Cette réforme entraîne aussi la précarisation des futurs enseignant·es en développant la contractualisation et en baissant le nombre de postes au concours : la casse de la formation des enseignant·es est clairement en lien avec la casse du statut. Enfin, elle limite l’accès des classes populaires au métier en repoussant le concours d’un an.
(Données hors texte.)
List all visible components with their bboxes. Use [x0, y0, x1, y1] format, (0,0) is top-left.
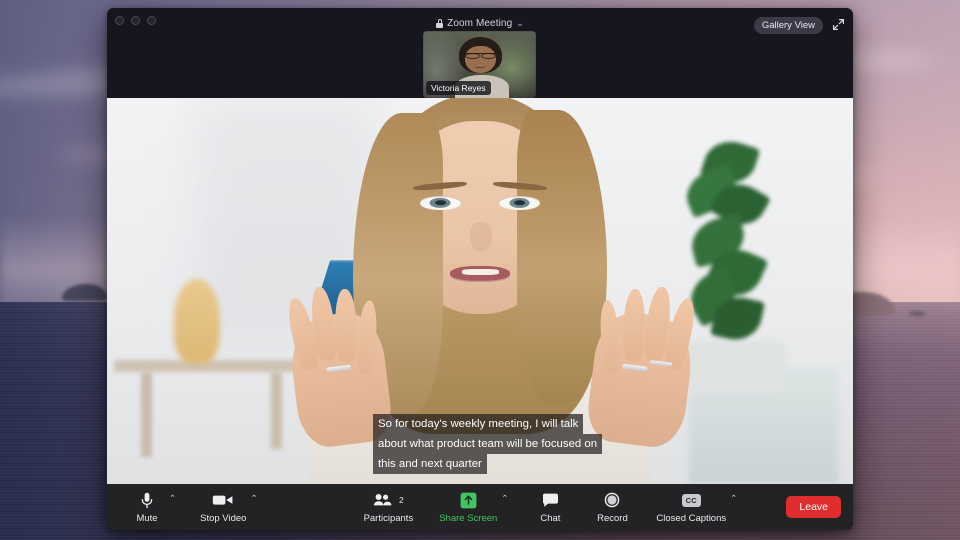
chevron-down-icon[interactable]: ⌄	[516, 19, 524, 28]
active-speaker-video[interactable]: So for today's weekly meeting, I will ta…	[107, 98, 853, 484]
gallery-view-label: Gallery View	[761, 20, 815, 31]
audio-options-chevron-icon[interactable]: ⌃	[169, 493, 176, 503]
video-camera-icon	[212, 491, 234, 510]
chat-button[interactable]: Chat	[530, 491, 570, 524]
video-options-chevron-icon[interactable]: ⌃	[250, 493, 257, 503]
self-view-thumbnail[interactable]: Victoria Reyes	[423, 31, 536, 98]
record-label: Record	[597, 512, 628, 524]
closed-captions-button[interactable]: CC Closed Captions	[654, 491, 728, 524]
lock-icon	[436, 19, 444, 28]
record-button[interactable]: Record	[592, 491, 632, 524]
participants-label: Participants	[363, 512, 414, 524]
leave-label: Leave	[799, 501, 828, 513]
cc-badge-text: CC	[681, 493, 701, 507]
closed-captions-label: Closed Captions	[656, 512, 727, 524]
share-options-chevron-icon[interactable]: ⌃	[501, 493, 508, 503]
speaker-eye	[499, 196, 540, 210]
record-circle-icon	[604, 491, 620, 510]
speaker-teeth	[462, 268, 500, 275]
mute-button[interactable]: Mute	[127, 491, 167, 524]
stop-video-label: Stop Video	[200, 512, 247, 524]
window-titlebar: Zoom Meeting ⌄ Gallery View Victoria Rey…	[107, 8, 853, 98]
zoom-meeting-window: Zoom Meeting ⌄ Gallery View Victoria Rey…	[107, 8, 853, 530]
glasses-icon	[464, 53, 497, 60]
stop-video-button[interactable]: Stop Video	[198, 491, 248, 524]
chat-bubble-icon	[542, 491, 559, 510]
share-screen-icon	[460, 491, 477, 510]
self-view-name-label: Victoria Reyes	[426, 81, 491, 95]
speaker-eye	[420, 196, 461, 210]
share-screen-button[interactable]: Share Screen	[437, 491, 499, 524]
window-title[interactable]: Zoom Meeting ⌄	[107, 18, 853, 29]
captions-options-chevron-icon[interactable]: ⌃	[730, 493, 737, 503]
mute-label: Mute	[136, 512, 158, 524]
chat-label: Chat	[540, 512, 561, 524]
participants-count: 2	[399, 494, 404, 505]
self-view-smile	[473, 65, 487, 68]
speaker-person	[107, 98, 853, 484]
gallery-view-button[interactable]: Gallery View	[753, 17, 823, 34]
people-icon: 2	[373, 491, 404, 510]
meeting-toolbar: Mute ⌃ Stop Video ⌃ 2 Participants Share…	[107, 484, 853, 530]
microphone-icon	[141, 491, 153, 510]
speaker-right-hand	[584, 286, 699, 451]
fullscreen-icon[interactable]	[829, 16, 847, 32]
share-screen-label: Share Screen	[439, 512, 498, 524]
participants-button[interactable]: 2 Participants	[362, 491, 416, 524]
self-view-face	[465, 45, 496, 73]
window-title-text: Zoom Meeting	[447, 18, 513, 29]
sea-rock	[909, 311, 927, 316]
closed-captions-icon: CC	[681, 491, 701, 510]
speaker-nose	[469, 221, 492, 253]
leave-meeting-button[interactable]: Leave	[786, 496, 841, 518]
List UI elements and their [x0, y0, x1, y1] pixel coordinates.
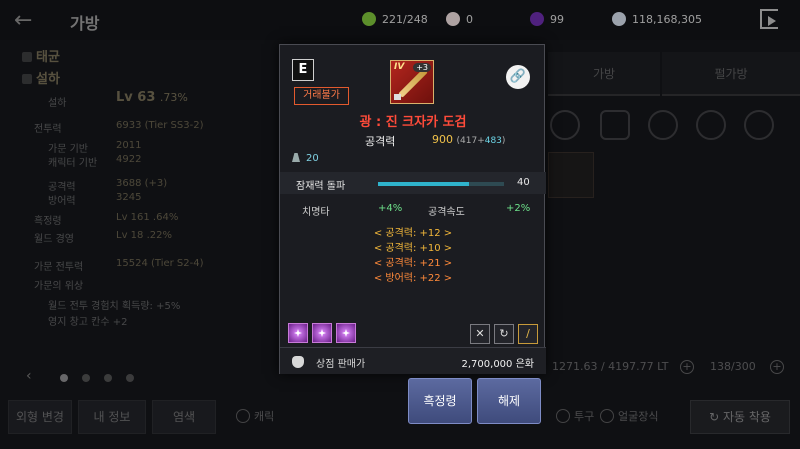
- potential-value: 40: [517, 177, 530, 188]
- potential-bar-fill: [378, 182, 469, 186]
- option-line: < 공격력: +10 >: [373, 243, 453, 254]
- crystal-icon[interactable]: [312, 323, 332, 343]
- potential-bar: [378, 182, 504, 186]
- lock-icon: [394, 94, 401, 100]
- attack-speed-label: 공격속도: [428, 207, 465, 218]
- black-spirit-button[interactable]: 흑정령: [408, 378, 472, 424]
- option-line: < 공격력: +21 >: [373, 258, 453, 269]
- crit-label: 치명타: [302, 207, 330, 218]
- attack-value: 900 (417+483): [432, 133, 506, 146]
- money-bag-icon: [292, 356, 304, 368]
- sell-price-value: 2,700,000 은화: [461, 359, 534, 370]
- awakening-icon[interactable]: ∕: [518, 324, 538, 344]
- option-line: < 공격력: +12 >: [373, 228, 453, 239]
- potential-label: 잠재력 돌파: [296, 181, 346, 192]
- unequip-button[interactable]: 해제: [477, 378, 541, 424]
- enhance-level: IV: [394, 62, 405, 72]
- attack-speed-value: +2%: [506, 203, 531, 214]
- attack-label: 공격력: [365, 135, 396, 148]
- crossed-swords-icon[interactable]: ✕: [470, 324, 490, 344]
- trade-restriction-badge: 거래불가: [294, 87, 349, 105]
- item-weight: 20: [292, 153, 319, 164]
- weight-icon: [292, 153, 300, 162]
- item-name: 광 : 진 크자카 도검: [359, 115, 467, 130]
- transfer-icon[interactable]: ↻: [494, 324, 514, 344]
- item-tooltip: E IV +3 🔗 거래불가 광 : 진 크자카 도검 공격력 900 (417…: [279, 44, 546, 374]
- item-grade-badge: E: [292, 59, 314, 81]
- sell-price-label: 상점 판매가: [316, 359, 366, 370]
- link-icon[interactable]: 🔗: [506, 65, 530, 89]
- crit-value: +4%: [378, 203, 403, 214]
- enhance-plus: +3: [413, 63, 431, 72]
- crystal-icon[interactable]: [288, 323, 308, 343]
- sword-icon: IV +3: [390, 60, 434, 104]
- sell-price-row: 상점 판매가 2,700,000 은화: [280, 347, 546, 374]
- crystal-icon[interactable]: [336, 323, 356, 343]
- option-line: < 방어력: +22 >: [373, 273, 453, 284]
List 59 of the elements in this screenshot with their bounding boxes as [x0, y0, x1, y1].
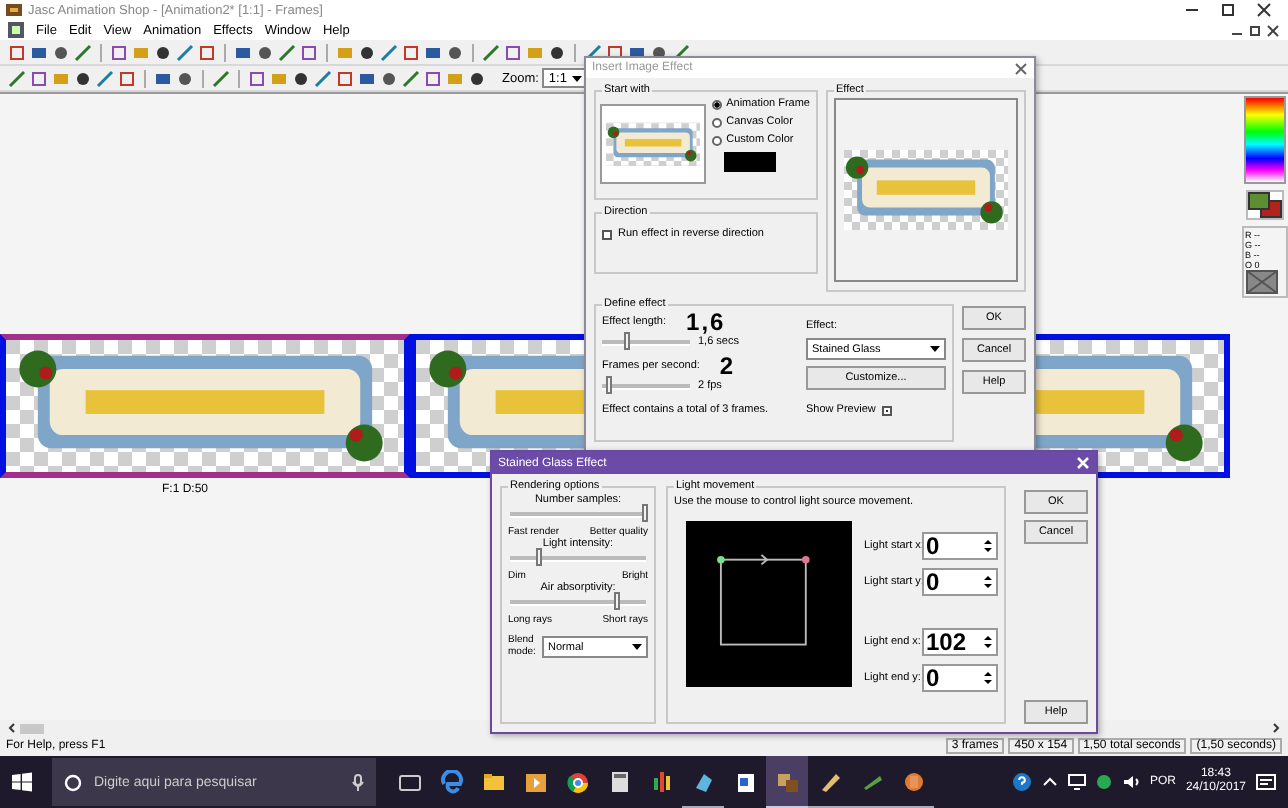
- slider-thumb[interactable]: [614, 592, 621, 610]
- app-icon: [439, 770, 463, 794]
- help-icon[interactable]: [1011, 772, 1032, 792]
- app-icon: [901, 769, 925, 793]
- checkbox[interactable]: [602, 229, 612, 239]
- caret-up-icon[interactable]: [1041, 774, 1058, 790]
- color-spectrum[interactable]: [1243, 96, 1285, 184]
- app-icon: [775, 769, 799, 793]
- number-spinner[interactable]: 0: [922, 532, 998, 560]
- app-icon: [481, 770, 505, 794]
- slider-thumb[interactable]: [535, 548, 542, 566]
- dropdown-arrow-icon: [928, 342, 942, 356]
- taskbar-app-button[interactable]: [766, 756, 808, 808]
- app-icon: [397, 770, 421, 794]
- slider-thumb[interactable]: [624, 331, 631, 349]
- radio-button[interactable]: [712, 99, 723, 109]
- close-icon[interactable]: [1254, 2, 1274, 18]
- number-spinner[interactable]: 0: [922, 568, 998, 596]
- spinner-arrows-icon[interactable]: [982, 670, 994, 686]
- maximize-icon[interactable]: [1218, 2, 1238, 18]
- slider-thumb[interactable]: [642, 504, 648, 522]
- search-icon: [64, 773, 82, 791]
- document-icon: [8, 22, 24, 38]
- number-spinner[interactable]: 0: [922, 664, 998, 692]
- notifications-icon[interactable]: [1256, 772, 1276, 792]
- app-icon: [523, 770, 547, 794]
- app-icon: [649, 770, 673, 794]
- app-icon: [607, 770, 631, 794]
- spinner-arrows-icon[interactable]: [982, 574, 994, 590]
- radio-button[interactable]: [712, 117, 723, 127]
- annotation-number: 1,6: [686, 308, 726, 336]
- spinner-arrows-icon[interactable]: [982, 538, 994, 554]
- custom-color-swatch[interactable]: [724, 152, 777, 172]
- windows-start-icon[interactable]: [12, 772, 32, 792]
- annotation-number: 2: [719, 352, 736, 380]
- restore-icon[interactable]: [1248, 23, 1262, 37]
- display-icon[interactable]: [1067, 774, 1086, 790]
- light-path-preview[interactable]: [686, 516, 852, 692]
- frame-thumbnail: [602, 106, 705, 182]
- app-icon: [733, 770, 757, 794]
- scroll-thumb[interactable]: [20, 723, 44, 733]
- app-icon: [565, 770, 589, 794]
- app-icon: [691, 769, 715, 793]
- slider-thumb[interactable]: [606, 375, 613, 393]
- speaker-icon[interactable]: [1121, 774, 1140, 790]
- app-icon: [6, 2, 22, 18]
- transparent-color-icon: [1245, 270, 1277, 294]
- microphone-icon[interactable]: [352, 773, 364, 791]
- close-icon[interactable]: [1266, 23, 1280, 37]
- app-icon: [817, 769, 841, 793]
- dropdown-arrow-icon: [570, 71, 585, 85]
- scroll-left-icon[interactable]: [6, 722, 18, 734]
- number-spinner[interactable]: 102: [922, 628, 998, 656]
- radio-button[interactable]: [712, 135, 723, 145]
- dropdown-arrow-icon: [630, 640, 644, 654]
- scroll-right-icon[interactable]: [1270, 722, 1282, 734]
- spinner-arrows-icon[interactable]: [982, 634, 994, 650]
- checkbox[interactable]: [881, 405, 892, 415]
- color-swatches[interactable]: [1245, 190, 1283, 220]
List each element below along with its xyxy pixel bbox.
La CGT se bat pour une véritable formation : concours en L3 puis 2 années de formation sous statut de fonctionnaire stagiaire. En M2, nous refusons que les stagiaires soient des moyens d’emploi. Si on veut rendre attractif le métier d’enseignant·es, la solution est simple : revaloriser les salaires et augmenter le nombre de postes au concours. Bien sûr, cela a un coût : allonger d’un an la durée du
stage sous statut de fonctionnaire coûte environ un milliard d’€ supplémentaire.
Cela serait bien plus utile à la société que les 1,6 milliard d’euros que le ministère de l’éducation nationale va devoir dépenser pour le service national universel, qui vise à mater la jeunesse et l’embrigader dans une politique nationaliste et militariste. C’est un véritable choix de société.

Nous continuerons à lutter pour une école égalitariste et émancipatrice.

La CGT demande l’abrogation de cette réforme et appelle l’ensemble des personnels à s’informer et à se mobiliser contre cette casse du service public d’éducation.